We are connecting several CCR1016-12S-1S+ devices via the Internet using GRE/IPsec and OSPF.
At a remote site, we have a Internet line capable of 150-200 Mbps. This is confirmed by speedtest.net and the build-in tool of Mikrotik. For some reason, when users at this remote site perform network operations via the Mikrotik towards the main site, their throughput is terrible: 500 kbps to a maximum of 1 Mbps.
Resource usage is non-existing (CPU at a max of 2%)… Interface stats also looks good. I’ve been reading some info about changing the interfaces queue’s from ‘only-hardware-queue’ to ‘multi-queue-ethernet-default’ and perhaps changing the IPsec encryption (currently AES-256 CBC) but this is irrelevant if resource usage is non-existing?
You can run packet sniffer and you will see packets are fragmented or not. But you can guess it by simple calculations, by adding tunnel and otehr encapsulated tunnel overheads to the base packet.
If putting voice over the tunnel is your main use case, it might be helpful to use a tool like Ping Plotter to measure your underlying ISP connection to ensure that it has consistent Jitter before troubleshooting the tunnel.
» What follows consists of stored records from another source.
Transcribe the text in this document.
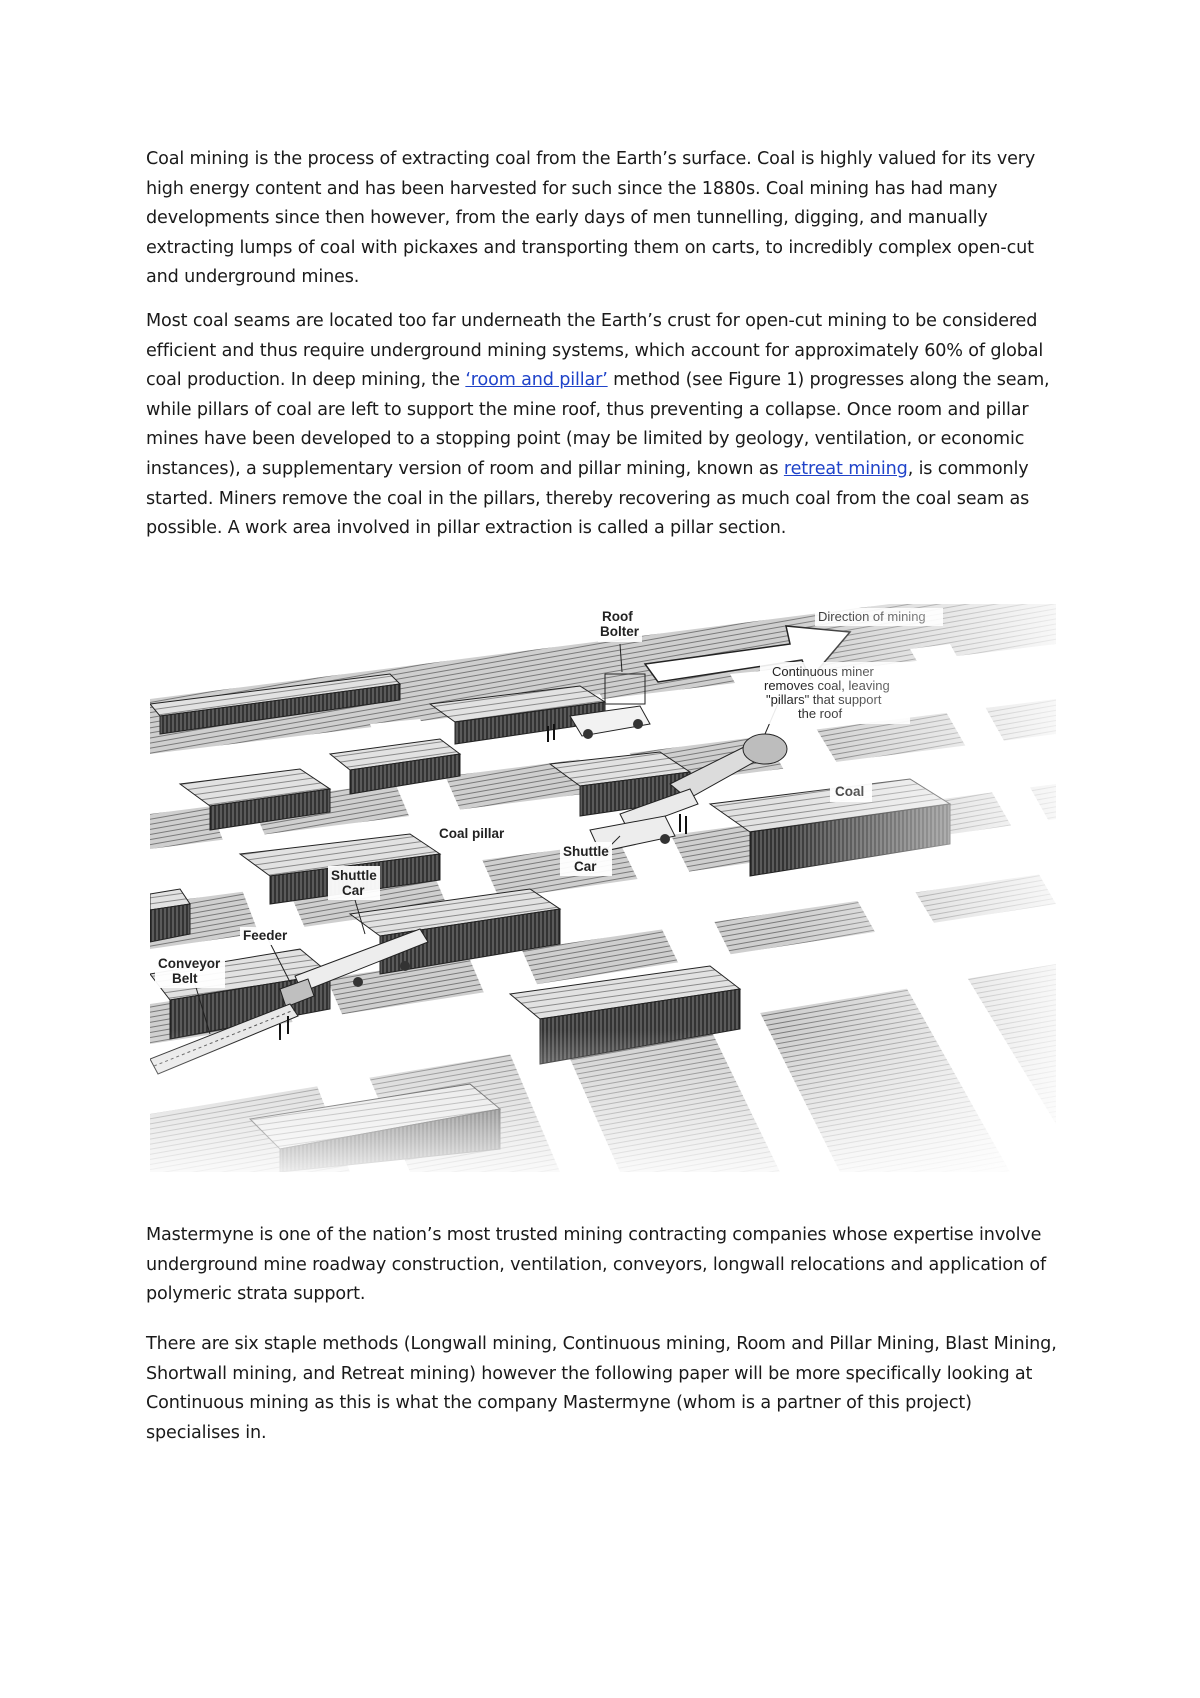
Coal mining is the process of extracting coal from the Earth’s surface. Coal is highly valued for its very high energy content and has been harvested for such since the 1880s. Coal mining has had many developments since then however, from the early days of men tunnelling, digging, and manually extracting lumps of coal with pickaxes and transporting them on carts, to incredibly complex open-cut and underground mines.

Most coal seams are located too far underneath the Earth’s crust for open-cut mining to be considered efficient and thus require underground mining systems, which account for approximately 60% of global coal production. In deep mining, the ‘room and pillar’ method (see Figure 1) progresses along the seam, while pillars of coal are left to support the mine roof, thus preventing a collapse. Once room and pillar mines have been developed to a stopping point (may be limited by geology, ventilation, or economic instances), a supplementary version of room and pillar mining, known as retreat mining, is commonly started. Miners remove the coal in the pillars, thereby recovering as much coal from the coal seam as possible. A work area involved in pillar extraction is called a pillar section.

Mastermyne is one of the nation’s most trusted mining contracting companies whose expertise involve underground mine roadway construction, ventilation, conveyors, longwall relocations and application of polymeric strata support.

There are six staple methods (Longwall mining, Continuous mining, Room and Pillar Mining, Blast Mining, Shortwall mining, and Retreat mining) however the following paper will be more specifically looking at Continuous mining as this is what the company Mastermyne (whom is a partner of this project) specialises in.
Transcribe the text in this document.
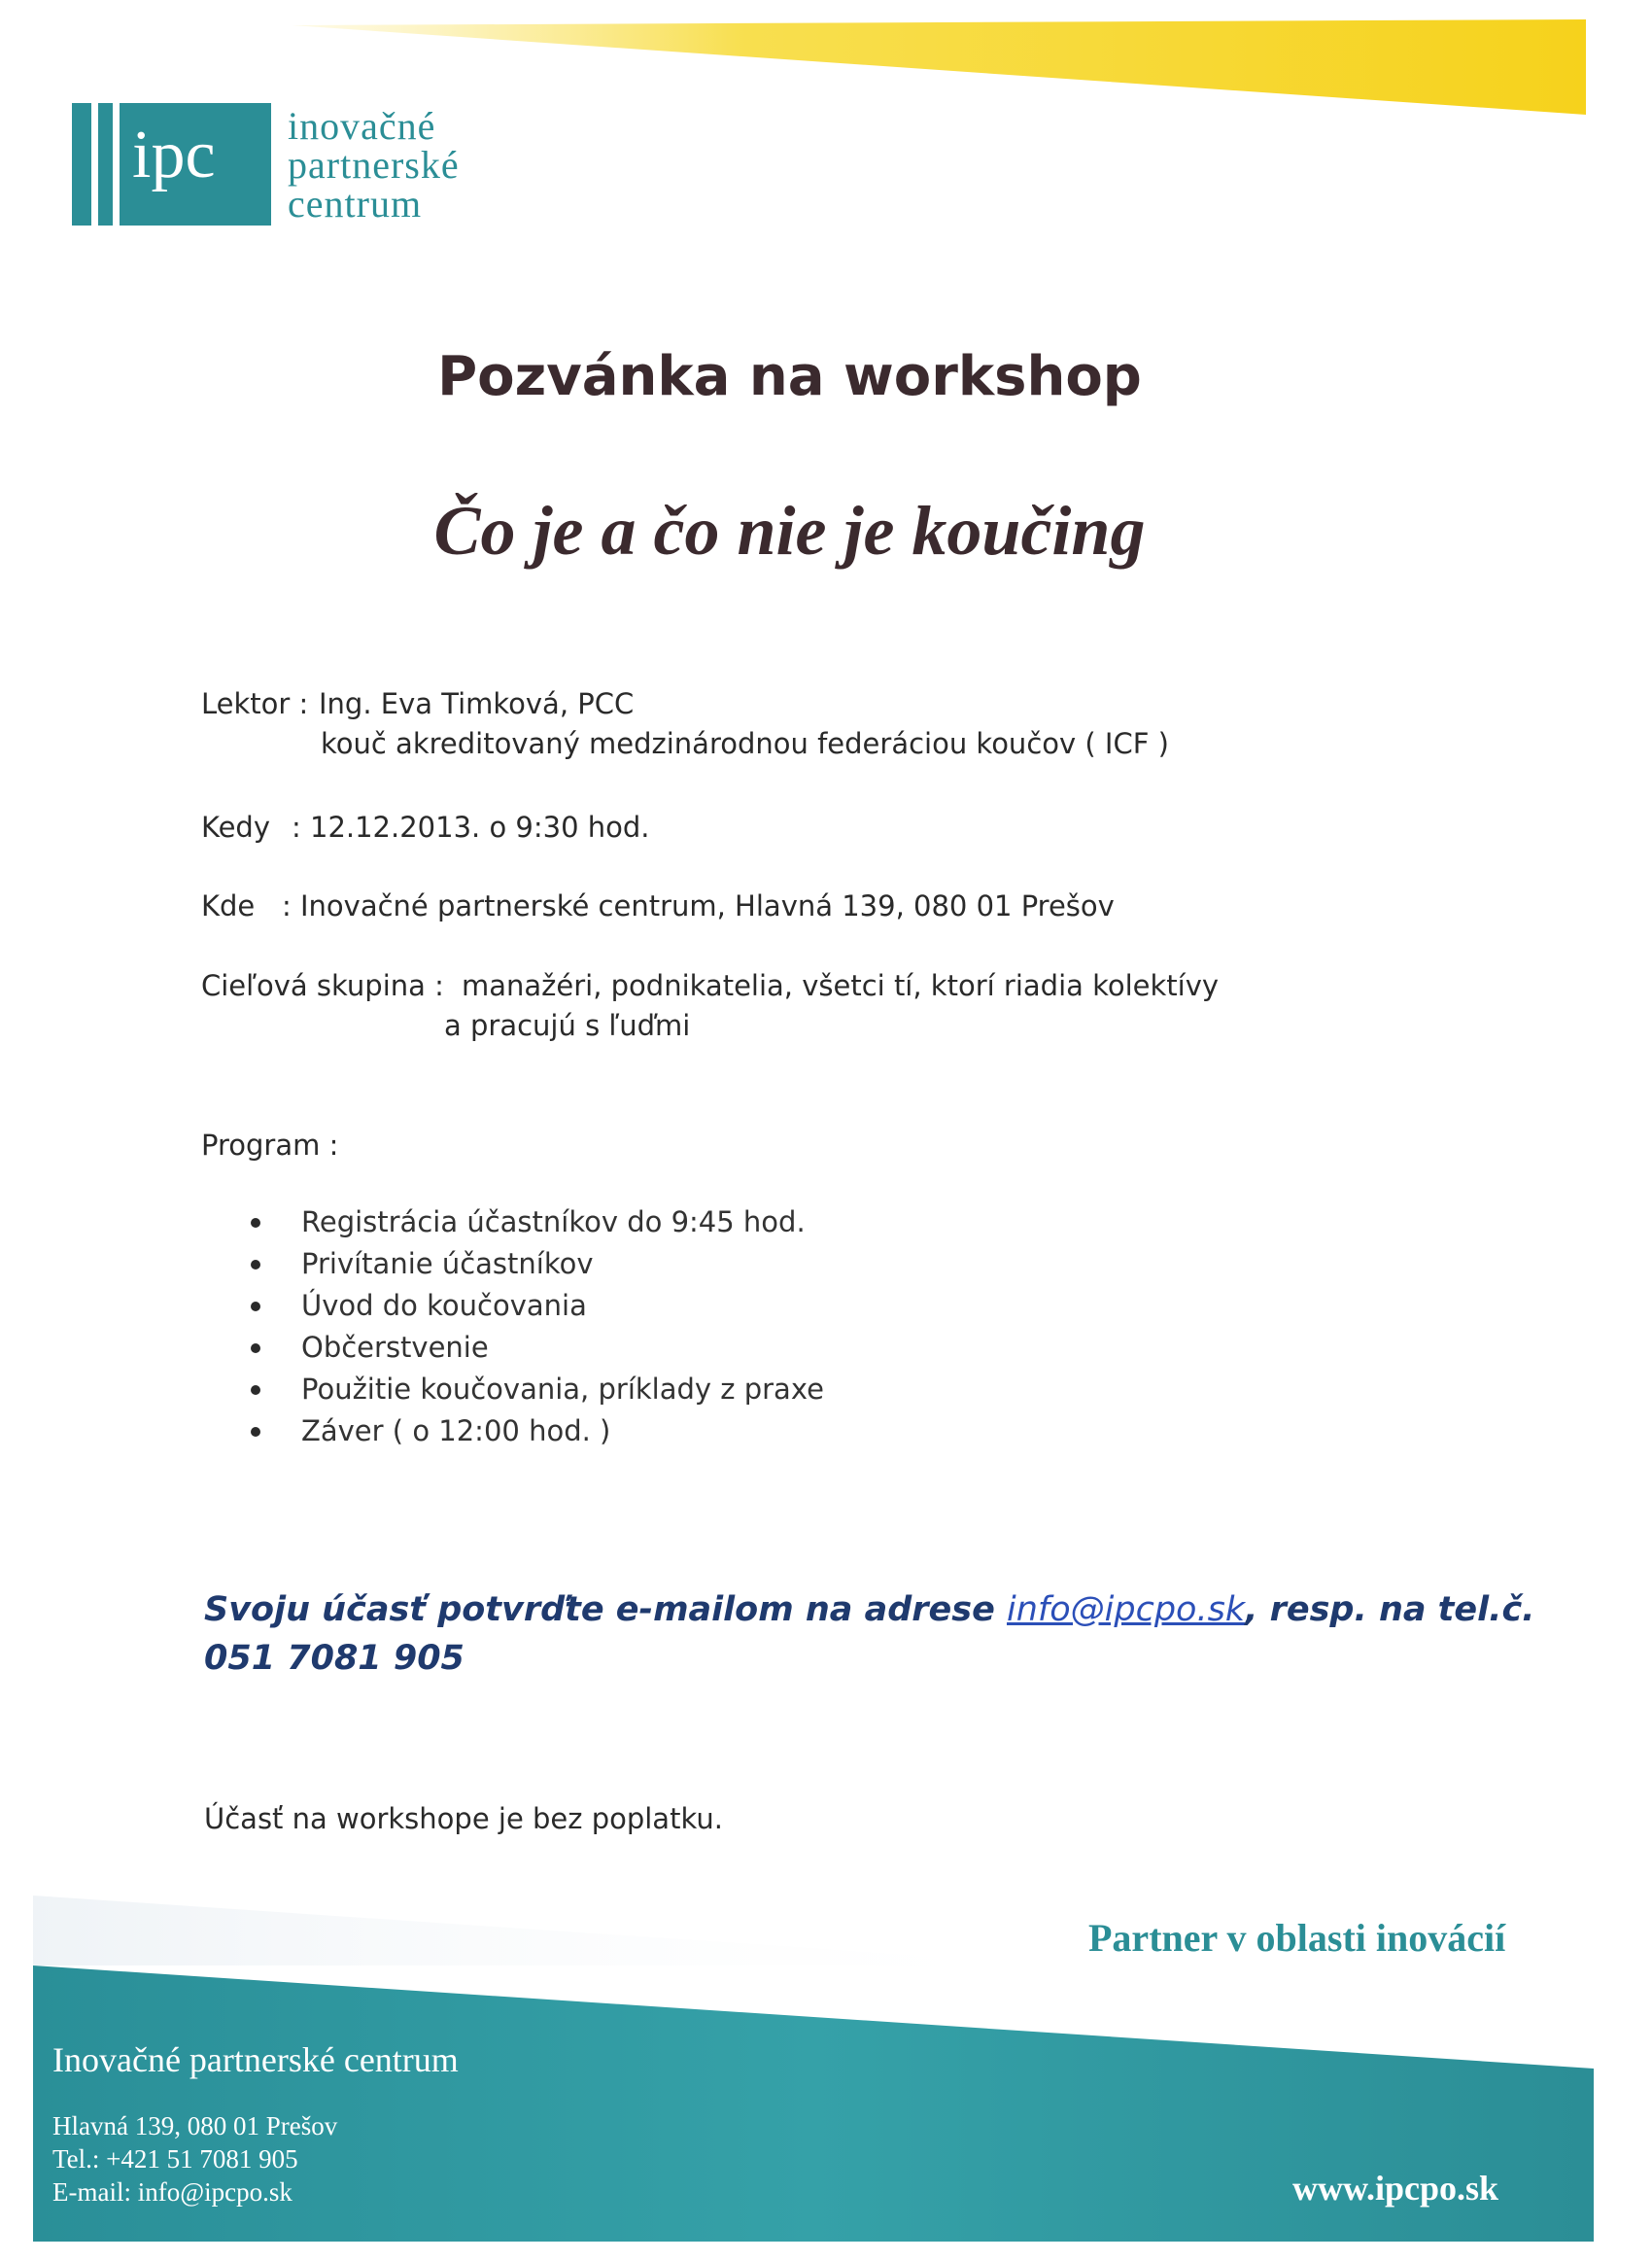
ipc inovačné
partnerské
centrum
Pozvánka na workshop
Čo je a čo nie je koučing
Lektor : Ing. Eva Timková, PCC
kouč akreditovaný medzinárodnou federáciou koučov ( ICF )
Kedy : 12.12.2013. o 9:30 hod.
Kde : Inovačné partnerské centrum, Hlavná 139, 080 01 Prešov
Cieľová skupina : manažéri, podnikatelia, všetci tí, ktorí riadia kolektívy
a pracujú s ľuďmi
Program :
Registrácia účastníkov do 9:45 hod.
Privítanie účastníkov
Úvod do koučovania
Občerstvenie
Použitie koučovania, príklady z praxe
Záver ( o 12:00 hod. )
Svoju účasť potvrďte e-mailom na adrese info@ipcpo.sk, resp. na tel.č.
051 7081 905
Účasť na workshope je bez poplatku.
Partner v oblasti inovácií
Inovačné partnerské centrum
Hlavná 139, 080 01 Prešov
Tel.: +421 51 7081 905
E-mail: info@ipcpo.sk	www.ipcpo.sk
We have solved a lot of voice and other network issues over the years by letting this run for 24 hours or more and then looking at the historical data. Oftentimes you might do a ping for a few minutes and if everything looks good, you will conclude the ISP is solid. This will take detailed and recordable stats that you can save to find issues that only show up intermittently.
For what it’s worth, we have done a lot of implementations that use VoIP (mostly SIP) over tunnels between two MikroTiks and it works very well with consistent jitter - provided the WAN link is stable and there is a proper QoS / Queue config.